The number of Aboriginal children in out-of-home care continues to rise, and too many families are pushed into crisis before any meaningful support is offered. AbSec has consistently called for funding for Aboriginal community led solutions that is proportionate to our communities’ interactions with child protection systems and a dedicated and independent NSW Children’s Commission to drive system improvement, build public trust in the system and which has the authority to hold government to account where they make mistakes’.
“The evidence is right in front of us. When Aboriginal organisations lead the work, families stay connected, cultural identity is protected and children are safer. NSW must start backing the very organisations that keep our kids strong,” Mr Leha said.
The 2025 Family Matters Report strengthens the case for real investment in early support designed with, and for, Aboriginal and Torres Strait Islander communities. For NSW, this means long-term funding for ACCOs, culturally grounded targeted early intervention and family preservation programs, Aboriginal-led programs to restore our children that have been removed to their families and a system that shares decision making with Aboriginal communities instead of imposing decisions from above that, again and again, drive up the removal of our children from their families and fail to safely restore them.
Mr Leha said government action in NSW is long overdue.

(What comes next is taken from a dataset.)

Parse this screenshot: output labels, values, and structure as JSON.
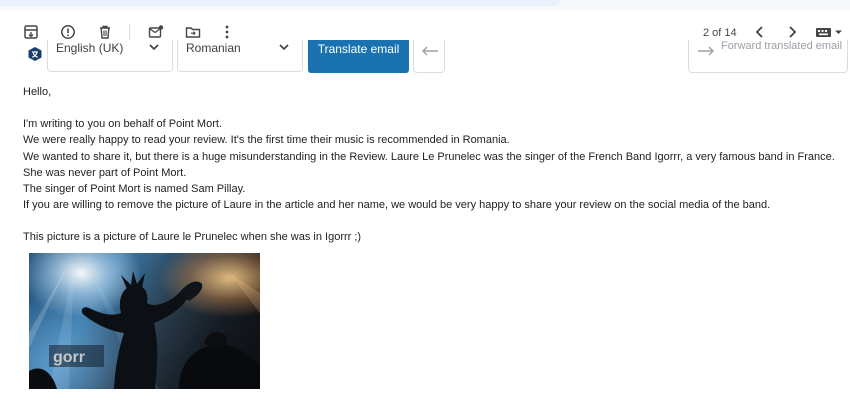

“Every year we delay, more Aboriginal and Torres Strait Islander children are removed from families, Country and culture. That is unacceptable. NSW must act now. We need a system that works with our Mob, not against them.” AbSec commends SNAICC for their leadership and joins the call to urge all governments to commit to a future where Aboriginal and Torres Strait Islander children grow up safe, supported and proud of who they are, connected to family, community and culture.
The Family Matters Report is an annual report that highlights progress towards ensuring Aboriginal and Torres Strait Islander children and young people grow up safe and cared for in family, community and culture.
The report describes data relating to children’s interactions with child protection on systems and provides a projection of how over-representation is likely to increase over the next 10 years if current conditions are maintained.
About AbSec
AbSec is the peak Aboriginal organisation in NSW dedicated to empowering Aboriginal communities by advocating for the rights, safety, and wellbeing of Aboriginal children, young people and families. We build strength and resilience by supporting community-led solutions, shaping policy, and driving reforms that ensure every Aboriginal child and young person grows up strong in culture and identity.